3) "Musique Non Stop" clocks in at 5:42 and features a rarity: a female computer voice. This was in tribute to the young lady who generated the computer images of their faces that they use in concert (still, to this day) and on the cover of the disc. They told her (paraphrasing here) "You made computer images of four men, so we made a computer image of a woman's voice." Source: Pascal Bussy, _Kraftwerk: Man and Machine_.
4) "The Telephone Call" -- This is my favorite song on the album. I cannot express how beautiful this song is. Great tune, great beat, inventive approach to the use of telephone blips and messages, wonderful words. Get the disc for this tremendous song, alone!
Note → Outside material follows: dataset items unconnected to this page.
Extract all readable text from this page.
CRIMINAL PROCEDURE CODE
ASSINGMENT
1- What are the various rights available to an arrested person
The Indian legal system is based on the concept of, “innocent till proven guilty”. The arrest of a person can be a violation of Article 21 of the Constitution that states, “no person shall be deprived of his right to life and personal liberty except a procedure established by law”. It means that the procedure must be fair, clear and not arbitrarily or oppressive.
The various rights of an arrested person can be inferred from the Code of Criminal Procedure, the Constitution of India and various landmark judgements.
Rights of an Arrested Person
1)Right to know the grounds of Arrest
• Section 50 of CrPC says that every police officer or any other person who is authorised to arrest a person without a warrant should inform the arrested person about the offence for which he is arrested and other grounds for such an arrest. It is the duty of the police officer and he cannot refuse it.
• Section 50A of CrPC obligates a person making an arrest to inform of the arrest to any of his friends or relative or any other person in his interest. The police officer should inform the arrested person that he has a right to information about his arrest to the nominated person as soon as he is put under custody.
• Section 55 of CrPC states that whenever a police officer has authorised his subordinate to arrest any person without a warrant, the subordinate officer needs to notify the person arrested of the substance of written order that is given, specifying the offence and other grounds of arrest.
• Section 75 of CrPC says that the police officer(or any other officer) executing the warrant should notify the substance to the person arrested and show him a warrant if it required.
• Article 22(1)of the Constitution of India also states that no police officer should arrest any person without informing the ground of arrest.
5) "Sex Object" is perhaps one of the most odd songs in the Kraftwerk ouvre. "I don't want to be your sex object, show some feeling and respect." This just doesn't seem like the typical Kraftwerk song or even subject matter. Some devotees might be offended that Kraftwerk wrote a song that is so emotional and personal, but, personally, I enjoy the iconoclastic nature of this one. The almost orchestral approach to the writing, along with the offbeat subject matter, makes this song intriguing.
6) "Electric Cafe" serves as the coda to this album. Hey, if we have an overture, we gotta have a coda, right? This one features a melody that is obviously reminiscent of "Trans Europe Express," perhaps as a nod to old school fans? While, in my opinion, not the strongest track on the album, it does serve well as a summation.
In summary, Kraftwerk fans seem divided on this album. This one features more concise, less sprawling compositions that some of their earlier works and that sense of accessibility can divide the purists out there. I, however, love the more "pop" sensibility of this album and I think anyone who loves electronic music will enjoy this one. As a matter of fact, I would recommend anyone new to Kraftwerk to start out with this one, then move to ComputerWorld. Enjoy!"
Boom Boing Chuck
Tim Brough | Springfield, PA United States | 04/09/2008
(4 out of 5 stars)
"The last Kraftwerk album of the 20th Century was looked on rather softly at the time. After all, it was almost five years since the boundary shattering "Computer World." Hip-hop was already starting to find electronic sampling as a source of inspiration, and suddenly, those ideas seemed a bit old hat. However, I have always considered the original side one of this album to be a masterwork of electronic music, on a par with Kraftwerk's "Trans-Europe Express" or even "Autobahn."
Those first three pieces, "Boing Boom Tschak," "Tecno Pop" and "Musique Non Stop," formed a perfectly building suite of the machines that make the music, building from the elemental three words to the final explanation of purpose. "Boing Boom Tschak" (pronounced 'chuck') set out everything that Kraftwerk considers musical in three simple words. The electronic percussion begins to layer underneath and "Techno Pop" is born. Finally, "synthetic electronic sounds, industrial rhythms all around" wrap it all up. It is as close to a summation of electronica as has ever been recorded, and I love "Electric Cafe" because of it.
The other half of the CD is pedestrian by comparison. Where before Kraftwerk would lay down electronically altered robot-voices, this time much of the work is sampled. "The Telephone Call" was a minor dance hit, but it seems less groundbreaking and more of the times. Same with "Sex Object," which seems like the aftermath of "Computer Love" - "you turn me on, then you forget." The CD comes to a satisfying conclusion with the title track, a chill piece. Little did we know that it was the last we would hear from them till 2006 and the "Tour de France Soundtracks." Fortunately, the art on the front may be the only thing on the album that's dated. "Electric Cafe" has really gathered luster over the years."